Tarihimizde
ilk kez Avrupa Kupası finallerine katıldığımız 1996 yılında ilk maçımız, daha
sonra da defalarca maç oynayacağımız Hırvatistan takımıylaydı. Fena da
oynamadığımız maçın 86. dakikasında kullandığımız kornerden dönen topta müthiş
bir kontratak yakalayan Hırvatlar Vlaovic’le 1-0 öne geçti. Golden çok
konuşulan husus, Vlaovic’le karşı karşıya kalan Alpay Özalan’ın ellerini
kaldırarak kendisine geçit vermesi ve herhangi bir müdahalede bulunmamasıydı. Alpay
topu kazanamasa bile faul yapabilirdi, kırmızı kart da görebilirdi. Dakika
olmuş 86, kırmızı kart görmek çok da mantıksız görünmüyordu.
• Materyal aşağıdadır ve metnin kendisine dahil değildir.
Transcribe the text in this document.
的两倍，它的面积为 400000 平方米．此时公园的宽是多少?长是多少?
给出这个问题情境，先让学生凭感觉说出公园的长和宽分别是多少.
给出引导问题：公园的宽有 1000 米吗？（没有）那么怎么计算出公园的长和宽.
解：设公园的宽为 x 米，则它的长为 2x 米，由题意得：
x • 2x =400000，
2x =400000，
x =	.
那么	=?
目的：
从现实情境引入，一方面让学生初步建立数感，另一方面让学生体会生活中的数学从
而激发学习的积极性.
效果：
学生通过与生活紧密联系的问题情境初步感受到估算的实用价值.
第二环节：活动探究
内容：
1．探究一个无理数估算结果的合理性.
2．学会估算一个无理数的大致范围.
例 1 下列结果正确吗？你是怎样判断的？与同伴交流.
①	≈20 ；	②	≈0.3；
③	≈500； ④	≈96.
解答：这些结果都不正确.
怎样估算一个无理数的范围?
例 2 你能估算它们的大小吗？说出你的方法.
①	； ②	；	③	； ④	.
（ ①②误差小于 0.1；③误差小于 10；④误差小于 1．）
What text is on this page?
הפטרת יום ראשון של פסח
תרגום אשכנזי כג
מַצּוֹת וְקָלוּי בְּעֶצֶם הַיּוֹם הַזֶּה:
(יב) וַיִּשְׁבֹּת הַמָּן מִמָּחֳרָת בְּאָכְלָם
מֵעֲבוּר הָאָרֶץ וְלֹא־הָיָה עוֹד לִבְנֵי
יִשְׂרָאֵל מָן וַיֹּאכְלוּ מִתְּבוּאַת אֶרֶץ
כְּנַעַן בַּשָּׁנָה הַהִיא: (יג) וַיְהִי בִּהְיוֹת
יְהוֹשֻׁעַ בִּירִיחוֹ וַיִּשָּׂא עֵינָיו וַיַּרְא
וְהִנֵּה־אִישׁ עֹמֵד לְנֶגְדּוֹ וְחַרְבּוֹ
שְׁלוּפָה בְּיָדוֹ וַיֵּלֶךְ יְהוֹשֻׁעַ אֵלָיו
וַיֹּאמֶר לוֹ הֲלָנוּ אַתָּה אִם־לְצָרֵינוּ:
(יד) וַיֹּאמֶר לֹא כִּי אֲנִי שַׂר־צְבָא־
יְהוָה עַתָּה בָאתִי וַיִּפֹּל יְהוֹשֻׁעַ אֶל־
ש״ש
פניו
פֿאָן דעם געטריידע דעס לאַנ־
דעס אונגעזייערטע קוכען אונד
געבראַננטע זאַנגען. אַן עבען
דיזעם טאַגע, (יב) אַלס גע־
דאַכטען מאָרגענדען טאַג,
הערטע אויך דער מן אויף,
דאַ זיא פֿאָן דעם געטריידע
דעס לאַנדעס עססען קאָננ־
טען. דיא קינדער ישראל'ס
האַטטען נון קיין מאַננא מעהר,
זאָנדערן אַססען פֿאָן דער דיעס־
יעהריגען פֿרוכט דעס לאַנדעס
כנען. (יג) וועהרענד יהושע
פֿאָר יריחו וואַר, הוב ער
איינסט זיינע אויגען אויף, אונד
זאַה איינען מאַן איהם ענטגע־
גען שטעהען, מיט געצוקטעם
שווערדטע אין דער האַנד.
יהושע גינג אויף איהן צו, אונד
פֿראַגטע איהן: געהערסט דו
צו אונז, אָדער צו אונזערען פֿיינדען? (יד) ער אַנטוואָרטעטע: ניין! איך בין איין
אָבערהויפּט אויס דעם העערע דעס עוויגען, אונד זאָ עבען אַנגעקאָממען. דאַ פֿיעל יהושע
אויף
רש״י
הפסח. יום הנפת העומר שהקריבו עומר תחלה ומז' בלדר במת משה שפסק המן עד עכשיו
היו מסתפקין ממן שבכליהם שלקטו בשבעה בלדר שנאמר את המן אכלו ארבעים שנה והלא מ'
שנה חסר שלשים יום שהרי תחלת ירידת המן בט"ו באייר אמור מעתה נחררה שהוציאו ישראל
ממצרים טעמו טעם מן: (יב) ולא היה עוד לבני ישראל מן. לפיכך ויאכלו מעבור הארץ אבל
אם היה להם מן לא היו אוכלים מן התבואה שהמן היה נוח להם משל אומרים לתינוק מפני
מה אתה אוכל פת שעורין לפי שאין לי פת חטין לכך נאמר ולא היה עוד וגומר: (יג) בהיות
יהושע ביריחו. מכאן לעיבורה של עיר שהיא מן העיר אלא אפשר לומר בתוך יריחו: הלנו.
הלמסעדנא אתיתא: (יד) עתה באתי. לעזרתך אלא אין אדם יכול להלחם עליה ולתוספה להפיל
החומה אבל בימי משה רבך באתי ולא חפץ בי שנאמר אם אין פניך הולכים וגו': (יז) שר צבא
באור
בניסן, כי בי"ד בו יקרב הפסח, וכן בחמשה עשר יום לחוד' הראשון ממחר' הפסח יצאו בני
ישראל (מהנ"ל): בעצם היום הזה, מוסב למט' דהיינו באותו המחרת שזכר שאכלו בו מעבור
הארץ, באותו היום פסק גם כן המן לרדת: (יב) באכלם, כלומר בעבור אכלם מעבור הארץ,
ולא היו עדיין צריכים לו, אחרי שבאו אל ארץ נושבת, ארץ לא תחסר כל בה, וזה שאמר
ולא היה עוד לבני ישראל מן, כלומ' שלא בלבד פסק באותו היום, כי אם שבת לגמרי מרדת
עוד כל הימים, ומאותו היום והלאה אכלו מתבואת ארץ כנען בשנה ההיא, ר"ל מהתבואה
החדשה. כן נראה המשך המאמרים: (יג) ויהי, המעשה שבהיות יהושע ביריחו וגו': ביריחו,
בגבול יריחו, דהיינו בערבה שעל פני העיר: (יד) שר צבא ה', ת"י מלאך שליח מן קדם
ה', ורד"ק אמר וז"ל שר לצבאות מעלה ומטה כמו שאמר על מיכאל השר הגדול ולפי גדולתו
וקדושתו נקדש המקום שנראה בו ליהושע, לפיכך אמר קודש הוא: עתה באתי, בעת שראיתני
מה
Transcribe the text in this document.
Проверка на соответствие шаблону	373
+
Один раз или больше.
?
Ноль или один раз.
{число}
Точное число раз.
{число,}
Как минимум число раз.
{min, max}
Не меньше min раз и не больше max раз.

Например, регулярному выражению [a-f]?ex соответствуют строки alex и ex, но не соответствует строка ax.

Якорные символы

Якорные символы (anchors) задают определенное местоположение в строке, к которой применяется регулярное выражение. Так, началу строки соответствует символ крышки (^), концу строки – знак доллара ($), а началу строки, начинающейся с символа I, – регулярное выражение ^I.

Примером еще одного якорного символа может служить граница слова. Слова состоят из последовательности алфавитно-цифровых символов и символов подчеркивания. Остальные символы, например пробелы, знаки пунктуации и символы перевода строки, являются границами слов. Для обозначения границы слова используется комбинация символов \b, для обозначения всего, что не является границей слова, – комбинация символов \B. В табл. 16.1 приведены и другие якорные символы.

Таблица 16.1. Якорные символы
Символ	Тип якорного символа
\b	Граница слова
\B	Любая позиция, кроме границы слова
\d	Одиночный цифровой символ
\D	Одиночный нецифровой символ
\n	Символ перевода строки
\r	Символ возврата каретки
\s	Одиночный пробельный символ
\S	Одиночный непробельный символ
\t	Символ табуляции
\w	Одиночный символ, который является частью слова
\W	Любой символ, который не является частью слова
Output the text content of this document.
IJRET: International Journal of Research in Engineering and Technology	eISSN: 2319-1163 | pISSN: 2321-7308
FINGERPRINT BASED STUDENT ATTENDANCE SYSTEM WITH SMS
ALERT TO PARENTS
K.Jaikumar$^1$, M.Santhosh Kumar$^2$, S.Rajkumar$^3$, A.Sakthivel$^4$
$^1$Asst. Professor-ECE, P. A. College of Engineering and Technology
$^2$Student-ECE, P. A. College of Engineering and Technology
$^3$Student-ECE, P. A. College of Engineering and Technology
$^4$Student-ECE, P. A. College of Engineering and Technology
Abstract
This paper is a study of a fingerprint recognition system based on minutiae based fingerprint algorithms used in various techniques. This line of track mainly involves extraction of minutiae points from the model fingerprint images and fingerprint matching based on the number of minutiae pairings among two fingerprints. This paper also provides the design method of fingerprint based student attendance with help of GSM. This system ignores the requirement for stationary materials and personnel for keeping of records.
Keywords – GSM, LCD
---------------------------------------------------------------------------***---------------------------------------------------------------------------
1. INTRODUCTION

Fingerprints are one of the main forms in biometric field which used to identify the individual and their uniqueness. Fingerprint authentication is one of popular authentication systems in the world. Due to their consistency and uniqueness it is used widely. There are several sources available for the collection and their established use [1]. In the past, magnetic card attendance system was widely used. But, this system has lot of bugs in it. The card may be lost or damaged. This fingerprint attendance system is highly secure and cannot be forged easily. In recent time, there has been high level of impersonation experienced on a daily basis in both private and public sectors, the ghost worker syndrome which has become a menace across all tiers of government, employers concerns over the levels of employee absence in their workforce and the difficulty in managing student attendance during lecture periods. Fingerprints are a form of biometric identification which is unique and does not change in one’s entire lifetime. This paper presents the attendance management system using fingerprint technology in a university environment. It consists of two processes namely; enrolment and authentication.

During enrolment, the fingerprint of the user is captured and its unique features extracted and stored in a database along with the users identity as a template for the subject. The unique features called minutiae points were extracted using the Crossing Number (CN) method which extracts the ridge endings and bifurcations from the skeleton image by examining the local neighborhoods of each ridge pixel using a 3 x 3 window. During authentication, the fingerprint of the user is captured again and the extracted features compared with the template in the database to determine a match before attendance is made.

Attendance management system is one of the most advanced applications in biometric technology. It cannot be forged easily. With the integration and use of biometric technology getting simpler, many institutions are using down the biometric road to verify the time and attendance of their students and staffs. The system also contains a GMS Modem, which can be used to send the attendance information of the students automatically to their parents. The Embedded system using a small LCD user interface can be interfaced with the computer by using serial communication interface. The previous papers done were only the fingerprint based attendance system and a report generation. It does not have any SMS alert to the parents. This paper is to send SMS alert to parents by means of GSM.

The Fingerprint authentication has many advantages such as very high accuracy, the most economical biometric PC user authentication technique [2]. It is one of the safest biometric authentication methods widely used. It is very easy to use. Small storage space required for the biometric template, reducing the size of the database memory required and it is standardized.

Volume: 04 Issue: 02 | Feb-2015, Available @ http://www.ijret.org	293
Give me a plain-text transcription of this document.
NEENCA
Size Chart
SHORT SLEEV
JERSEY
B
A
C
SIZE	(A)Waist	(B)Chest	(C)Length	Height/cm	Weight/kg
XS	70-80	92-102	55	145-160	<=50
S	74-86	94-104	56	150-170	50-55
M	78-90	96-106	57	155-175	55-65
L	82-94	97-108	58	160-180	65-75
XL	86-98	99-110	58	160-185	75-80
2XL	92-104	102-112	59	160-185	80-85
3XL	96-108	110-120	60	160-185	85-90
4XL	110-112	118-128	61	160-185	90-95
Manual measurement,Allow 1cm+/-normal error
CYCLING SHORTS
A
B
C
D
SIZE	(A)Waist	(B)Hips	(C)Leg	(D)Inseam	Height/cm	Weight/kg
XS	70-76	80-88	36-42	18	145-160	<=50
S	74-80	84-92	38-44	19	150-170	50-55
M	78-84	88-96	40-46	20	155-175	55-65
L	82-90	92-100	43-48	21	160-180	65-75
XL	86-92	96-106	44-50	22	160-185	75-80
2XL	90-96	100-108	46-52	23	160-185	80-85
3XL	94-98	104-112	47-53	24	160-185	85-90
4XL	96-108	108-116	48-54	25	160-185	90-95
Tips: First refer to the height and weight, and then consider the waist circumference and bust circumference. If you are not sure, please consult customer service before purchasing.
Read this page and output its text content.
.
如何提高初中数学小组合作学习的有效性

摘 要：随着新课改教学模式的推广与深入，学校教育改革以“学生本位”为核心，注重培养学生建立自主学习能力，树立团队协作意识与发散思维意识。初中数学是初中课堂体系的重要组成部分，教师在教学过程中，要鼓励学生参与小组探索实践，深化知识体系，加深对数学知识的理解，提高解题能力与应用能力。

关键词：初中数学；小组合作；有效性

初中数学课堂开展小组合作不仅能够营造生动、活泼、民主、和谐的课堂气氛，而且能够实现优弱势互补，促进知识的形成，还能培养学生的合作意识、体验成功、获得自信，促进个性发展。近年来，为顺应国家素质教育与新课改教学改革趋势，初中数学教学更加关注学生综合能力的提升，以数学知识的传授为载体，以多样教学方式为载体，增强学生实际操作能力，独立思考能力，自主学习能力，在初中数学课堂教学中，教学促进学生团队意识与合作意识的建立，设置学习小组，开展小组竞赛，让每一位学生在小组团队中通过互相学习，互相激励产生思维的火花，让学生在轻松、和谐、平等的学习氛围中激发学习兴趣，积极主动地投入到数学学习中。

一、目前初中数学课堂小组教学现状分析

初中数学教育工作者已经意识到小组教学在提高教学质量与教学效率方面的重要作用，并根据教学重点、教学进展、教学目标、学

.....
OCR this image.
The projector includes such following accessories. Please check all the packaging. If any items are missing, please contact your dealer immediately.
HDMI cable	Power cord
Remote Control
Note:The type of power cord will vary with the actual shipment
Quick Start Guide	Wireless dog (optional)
Alpay tercihini
“faulsüz temiz futboldan” yana kullandı ve Alpay’ı geçen Vlaovic’in attığı o
golle Hırvatlara 1-0 yenildik, daha sonra Portekiz’e 1-0, Danimarka’ya 3-0
yenilerek puansız ve golsüz şekilde evimize döndük.
Alpay
da, yapmadığı faulden dolayı “fair play” ödülü aldı.
Aşağıdaki
ise, Alpay’ın 1996 yılındaki tercihinin videosu…
Katılamadığımız 1998
Dünya Kupasından sonra ligimizde 23.08.1998 tarihinde oynanan Beşiktaş -
Gaziantepspor maçında Alpay, rakibine yaptığı müdahale sonrası Hakem Ali Uluyol
tarafından kırmızı kartla oyun dışında kaldı. Burada konumuz Ali Uluyol’un maçta
verdiği kararlar ve Alpay’ı oyundan atması değil, Alpay’ın hakeme karşı
hareketleri. Şimdi, Alpay’ın
5.07’den başlayan hareketlerine ve koca ağzından çıkan cümlelere odaklanalım…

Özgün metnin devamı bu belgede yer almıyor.